24 août 2021 à 15h38 par AFP

AFRICA RADIO

Un agent du renseignement mozambicain, premier des 19 accusés entendu dans le procès de la "dette cachée", un des plus grands scandales de corruption du Mozambique, a avoué mardi avoir touché des pots-de-vin et mis en cause l'actuel président Filipe Nyusi.

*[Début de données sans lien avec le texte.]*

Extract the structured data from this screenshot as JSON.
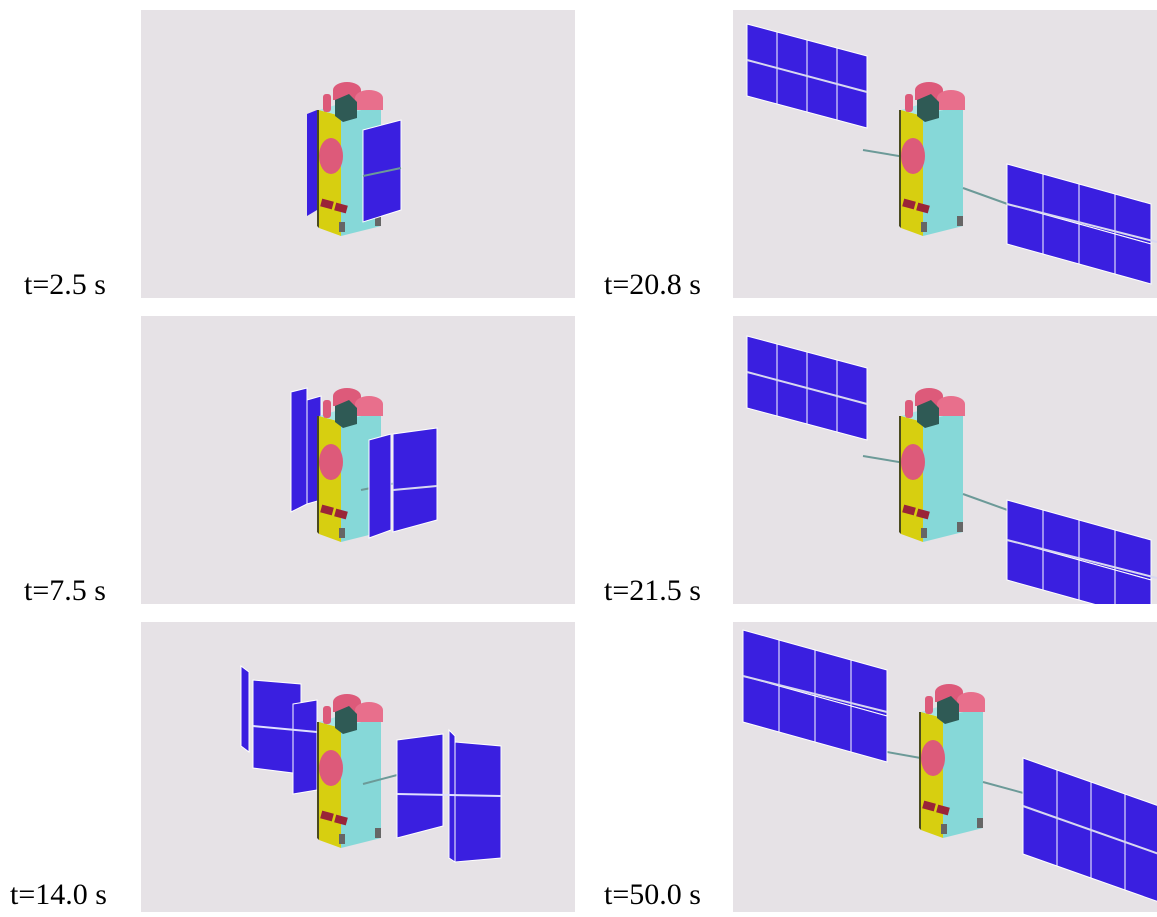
{
  "colors": {
    "background": "#e6e2e6",
    "panel_blue": "#3a1fe0",
    "panel_blue_dark": "#2a14b0",
    "body_cyan": "#86d8d8",
    "side_yellow": "#d7cf10",
    "tank_pink": "#dd5a7a",
    "box_teal": "#2f5a55",
    "boom_gray": "#6c9a98",
    "thruster_red": "#9a2438"
  },
  "frames": [
    {
      "label": "t=2.5 s",
      "stage": 0
    },
    {
      "label": "t=20.8 s",
      "stage": 3
    },
    {
      "label": "t=7.5 s",
      "stage": 1
    },
    {
      "label": "t=21.5 s",
      "stage": 4
    },
    {
      "label": "t=14.0 s",
      "stage": 2
    },
    {
      "label": "t=50.0 s",
      "stage": 5
    }
  ]
}
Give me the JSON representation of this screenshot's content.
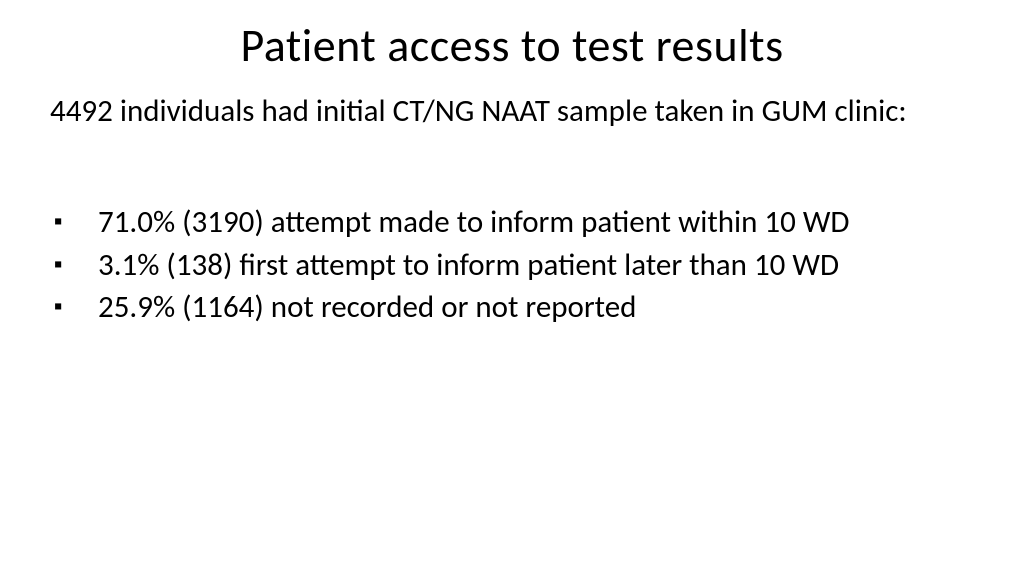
{
  "slide": {
    "title": "Patient access to test results",
    "intro": "4492 individuals had initial CT/NG NAAT sample taken in GUM clinic:",
    "bullets": [
      "71.0% (3190) attempt made to inform patient within 10 WD",
      "3.1% (138) first attempt to inform patient later than 10 WD",
      "25.9% (1164) not recorded or not reported"
    ],
    "styling": {
      "background_color": "#ffffff",
      "text_color": "#000000",
      "title_fontsize": 46,
      "body_fontsize": 31,
      "font_family": "Calibri",
      "bullet_marker": "▪"
    }
  }
}
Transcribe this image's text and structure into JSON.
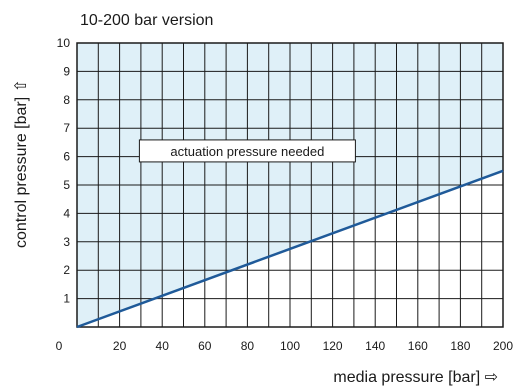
{
  "chart_data": {
    "type": "line",
    "title": "10-200 bar version",
    "xlabel": "media pressure [bar] ⇨",
    "ylabel": "control pressure [bar] ⇧",
    "x_ticks": [
      "0",
      "20",
      "40",
      "60",
      "80",
      "100",
      "120",
      "140",
      "160",
      "180",
      "200"
    ],
    "y_ticks": [
      "1",
      "2",
      "3",
      "4",
      "5",
      "6",
      "7",
      "8",
      "9",
      "10"
    ],
    "xlim": [
      0,
      200
    ],
    "ylim": [
      0,
      10
    ],
    "x_minor_step": 10,
    "y_minor_step": 1,
    "grid": true,
    "series": [
      {
        "x": [
          0,
          200
        ],
        "y": [
          0,
          5.5
        ]
      }
    ],
    "shaded_region": "above line",
    "annotations": [
      {
        "text": "actuation pressure needed",
        "x": 80,
        "y": 6.2
      }
    ],
    "colors": {
      "fill": "#dff0f8",
      "line": "#1f5a99",
      "grid": "#1a1a1a"
    }
  }
}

En combinaison orange, Cipriano Mutota a reconnu avoir partagé plus de 830.000 euros de commissions occultes avec trois autres personnes, qu'ils auraient ensuite investi dans l'achat de camions pour le transport de chevaux.Soupçonné d'avoir participé à la mise au point d'une vaste entreprise de corruption au plus haut sommet de l'Etat, M. Mutota a affirmé à l'audience que l'actuel président, Filipe Nyusi, alors ministre de la Défense, avait lui-même participé à certaines réunions.Entre 2013 et 2014, trois entreprises publiques mozambicaines ont contracté 1,76 milliard d'euros de prêts pour financer des projets maritimes et de chantiers navals. Ces prêts, tenus secrets par le gouvernement jusqu'à leur révélation en 2016, ont valu au pays le retrait du soutien du FMI. Le Mozambique a alors fait défaut sur sa dette et sa monnaie, le metical, s'est effondrée provoquant la plus grave crise financière depuis son indépendance en 1975.Dans ce procès qui s'est ouvert lundi, hauts responsables et proches du pouvoir, dont le fils de l'ex-président Armando Guebuza, Ndambi Guebuza, sont accusés de chantage, faux, détournement de fonds et blanchiment. Plusieurs accusés sont en détention provisoire à la prison de haute sécurité de Machava près de Maputo, où se tient le procès. Une nouvelle fois cité dans cette affaire, le président Filipe Nyusi avait déjà été mis en cause par un témoignage dans un pan de l'affaire jugé en 2019 aux Etats-Unis. Un des cerveaux à l'origine du scandale, l'homme d'affaires libanais Jean Boustani finalement acquitté, avait déclaré avoir versé un million de dollars à M. Nyusi sous forme de contribution à sa campagne électorale en 2014. Ce scandale, dit de la "dette cachée", est à l'origine de plusieurs autres procédures judiciaires en Suisse et au Royaume-Uni.